One of the big questions coming out of the pandemic is around what changes that occurred will remain permanent and what will shift back to “normal” eventually. On the revenue side, we have American believing that wide, sweeping changes have create a new normal. Delta has taken a more conservative and measured approach.
For that reason, I’m always interested in seeing what Delta says about this new world, and that means listening to President Glen Hauenstein give his opinions on the quarterly earnings calls. Last week’s call gave some interesting nuggets, and today I want to focus on Delta’s efforts to start overbooking more. This is a good thing. Get excited. Seriously.
In recent years, Delta has not been afraid to oversell its flights. It bumps more than twice as many people per enplanement than American or United.
Denied Boardings per Ten Thousand Enplaned Passengers by Marketing Airline FY 2022
That being said, when Delta bumps, it has no trouble paying the price to get people to take a different flight on their own, or what the industry calls a “voluntary denied boarding.” You can’t see it on the chart, but during 2022, it reported a whopping 2 people that had to be involuntarily denied boarding, and those are the ones you want to avoid.
My assumption here is that Delta solicits earlier, more often, and is willing to go to a higher price in its bid to avoid bumping people involuntarily than American does. Like Delta, United almost never bumps someone, but it also presumably overbooks less since its voluntary rate is much lower than Delta’s.
So, it was with interest that I read Glen’s comments on needing to increase overbooking due to a higher rate of no-shows. The airline’s Q1 load factor was 81 percent. This was a huge increase vs Q1 2022 when Omricon was still wreaking havoc on travel demand, but it’s a couple points lower than where Delta had been in pre-pandemic Q1s.

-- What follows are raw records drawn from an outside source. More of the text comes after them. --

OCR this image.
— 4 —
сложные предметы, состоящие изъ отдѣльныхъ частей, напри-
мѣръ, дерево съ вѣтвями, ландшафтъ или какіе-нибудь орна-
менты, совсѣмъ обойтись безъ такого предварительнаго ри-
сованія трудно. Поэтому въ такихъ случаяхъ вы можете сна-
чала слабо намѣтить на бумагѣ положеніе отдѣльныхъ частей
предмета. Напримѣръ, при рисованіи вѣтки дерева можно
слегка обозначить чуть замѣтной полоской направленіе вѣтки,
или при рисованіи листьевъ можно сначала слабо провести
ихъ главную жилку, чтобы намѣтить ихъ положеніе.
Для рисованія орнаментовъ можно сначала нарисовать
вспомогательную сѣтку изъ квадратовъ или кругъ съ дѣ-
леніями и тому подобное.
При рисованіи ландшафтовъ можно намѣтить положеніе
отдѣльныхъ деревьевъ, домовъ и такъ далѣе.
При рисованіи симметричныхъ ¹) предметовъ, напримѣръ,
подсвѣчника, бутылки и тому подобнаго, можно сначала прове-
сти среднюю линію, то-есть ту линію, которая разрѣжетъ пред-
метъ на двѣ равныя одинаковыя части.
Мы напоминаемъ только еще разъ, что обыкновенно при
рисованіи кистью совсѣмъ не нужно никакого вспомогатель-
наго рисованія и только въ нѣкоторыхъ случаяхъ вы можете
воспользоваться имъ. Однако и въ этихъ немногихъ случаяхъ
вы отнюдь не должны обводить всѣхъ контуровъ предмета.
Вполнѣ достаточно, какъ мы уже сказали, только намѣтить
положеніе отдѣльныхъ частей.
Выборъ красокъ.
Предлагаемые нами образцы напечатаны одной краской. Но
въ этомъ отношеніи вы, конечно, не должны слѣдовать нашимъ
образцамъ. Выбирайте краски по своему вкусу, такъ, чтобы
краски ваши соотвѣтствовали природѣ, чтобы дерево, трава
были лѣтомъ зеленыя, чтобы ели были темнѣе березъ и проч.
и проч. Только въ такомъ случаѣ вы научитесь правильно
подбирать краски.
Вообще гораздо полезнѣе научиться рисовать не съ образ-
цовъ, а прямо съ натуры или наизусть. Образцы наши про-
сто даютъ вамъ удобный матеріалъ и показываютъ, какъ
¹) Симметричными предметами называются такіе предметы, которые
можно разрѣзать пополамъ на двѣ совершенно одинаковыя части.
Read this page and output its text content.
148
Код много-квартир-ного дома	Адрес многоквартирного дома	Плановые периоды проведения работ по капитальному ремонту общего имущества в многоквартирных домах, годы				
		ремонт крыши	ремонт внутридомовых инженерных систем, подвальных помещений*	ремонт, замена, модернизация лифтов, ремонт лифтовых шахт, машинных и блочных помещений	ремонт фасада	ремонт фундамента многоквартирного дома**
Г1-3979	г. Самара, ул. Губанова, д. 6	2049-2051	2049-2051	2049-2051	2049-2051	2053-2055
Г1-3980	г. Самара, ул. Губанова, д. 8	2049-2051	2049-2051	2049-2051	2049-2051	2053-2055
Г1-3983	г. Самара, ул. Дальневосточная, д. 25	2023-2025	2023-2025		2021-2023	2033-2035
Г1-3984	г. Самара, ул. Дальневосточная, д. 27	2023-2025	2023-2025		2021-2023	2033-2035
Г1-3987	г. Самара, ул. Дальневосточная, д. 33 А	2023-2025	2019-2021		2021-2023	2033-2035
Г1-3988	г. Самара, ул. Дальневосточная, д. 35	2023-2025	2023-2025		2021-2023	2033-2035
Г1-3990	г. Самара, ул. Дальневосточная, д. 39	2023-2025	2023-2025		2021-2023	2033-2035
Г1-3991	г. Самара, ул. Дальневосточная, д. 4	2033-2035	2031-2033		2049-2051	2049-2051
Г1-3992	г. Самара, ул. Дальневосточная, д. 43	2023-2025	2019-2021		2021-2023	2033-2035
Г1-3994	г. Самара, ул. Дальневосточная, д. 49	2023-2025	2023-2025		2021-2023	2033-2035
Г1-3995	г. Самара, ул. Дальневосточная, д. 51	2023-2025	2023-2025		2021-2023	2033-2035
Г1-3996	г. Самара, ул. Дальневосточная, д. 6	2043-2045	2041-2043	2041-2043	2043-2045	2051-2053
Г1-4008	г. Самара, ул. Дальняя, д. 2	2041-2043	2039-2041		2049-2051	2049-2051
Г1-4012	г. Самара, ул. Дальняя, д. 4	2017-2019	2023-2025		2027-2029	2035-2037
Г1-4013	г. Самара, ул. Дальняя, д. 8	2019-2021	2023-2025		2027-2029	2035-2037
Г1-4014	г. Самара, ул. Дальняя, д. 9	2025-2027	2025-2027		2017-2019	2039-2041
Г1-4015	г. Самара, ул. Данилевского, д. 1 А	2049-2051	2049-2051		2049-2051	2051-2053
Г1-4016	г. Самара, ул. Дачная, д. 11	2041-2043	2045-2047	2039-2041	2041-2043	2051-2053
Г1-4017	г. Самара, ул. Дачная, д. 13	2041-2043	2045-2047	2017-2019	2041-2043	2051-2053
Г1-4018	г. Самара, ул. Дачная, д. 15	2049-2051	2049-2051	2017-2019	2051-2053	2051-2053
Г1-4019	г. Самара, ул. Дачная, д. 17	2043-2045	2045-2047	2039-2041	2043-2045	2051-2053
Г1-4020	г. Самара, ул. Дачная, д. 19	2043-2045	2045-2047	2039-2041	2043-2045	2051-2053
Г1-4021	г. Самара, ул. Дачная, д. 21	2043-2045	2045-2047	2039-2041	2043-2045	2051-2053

Delta calls the percentage of people who show up the “materialization” rate. In other words, what percent of bookings actually materialize versus being canceled or changed? These days, behavior has changed and people are changing more frequently than before. You could say that this is due to the disappearance of change fees, creating less friction for people to change their flights. But the removal of change fees was also a response to changed customer behavior during the pandemic. So there is something of a “chicken or the egg” question here.
Either way, with more people not showing up for their booked flights, Delta wants to start overbooking more. But as Glen explains, the airline is approaching this cautiously.
…So, if you were [booked to] 103% [of capacity] on average and you have 2 extra points [to fill due to lower materialization], you just go to 105% in terms of what your ability to take is.
There’s a little bit of risk in that, and so we probably won’t go to 105% right away. We go to 104%, see how that works, 104.5%. And that’s why you have to retrain yourself and see what the actual events happen because these are changing in relatively condensed time periods. We don’t want to overshoot and cause a disruption, so we’re going to be a little bit more careful on getting that real-time.
The key here is finding consistency. I don’t think Glen was using real numbers here, but let’s just pretend he was. Let’s say you consistently have 5 percent of travelers not showing up. You would then book every flight to 105 percent, knowing that every single time you’d come in right on the nose.
But that is not how demand works. It’s choppy. I remember in the old days at America West, we had Friday night flights from LA to Vegas that were full of no-shows. My memory gets fuzzier every year, but I seem to recall we’d overbook those things by a third or more, and the airplanes would go out with empty seats. But try doing that to a flight from Omaha to Las Vegas and you’d have a very different profile.
Even that madness is solvable, however, if each route is consistent. The problem is, we’d have some Fridays where everyone would show up for those flights to Vegas. It was an unmitigated disaster. But you play the averages, and you also have to respond to the environment around you.
Over time, airlines have begun to overbook much less. Take a look at these eye-popping numbers from 1999.
Denied Boardings per Ten Thousand Enplaned Passengers by Operating Airline FY 1999
These numbers look absolutely bonkers compared to today, but that’s because things changed. The feds jacked up the amount airlines had to pay for involuntarily denying someone boarding. Then, of course, Dr Dao got dragged off a United Express flight by the local police. That made airlines change their procedures to pay a lot more to avoid involuntary denied boardings. Costs skyrocketed, so airlines backed off on overbooking as much.
Now we live in a new world of no change fees, and behavior appears, we hope, to be solidifying into a pattern. With a pattern, airlines like Delta can start increasing overbooking rates to fill more seats. Glen’s comments are encouraging.
In case I wasn’t clear, we should all be happy about this. Having no change fees is a clear consumer benefit, because it allows people to change their plans more freely. That is not good for airlines unless it’s happening at a consistent rate. If it is consistent, they can just overbook more and offset the impact of having no change fees. Everyone wins.
If airlines can get a hold of this issue, then it bodes well for change fees remaining off the books in the future. I’m hopeful that’s what is happening here.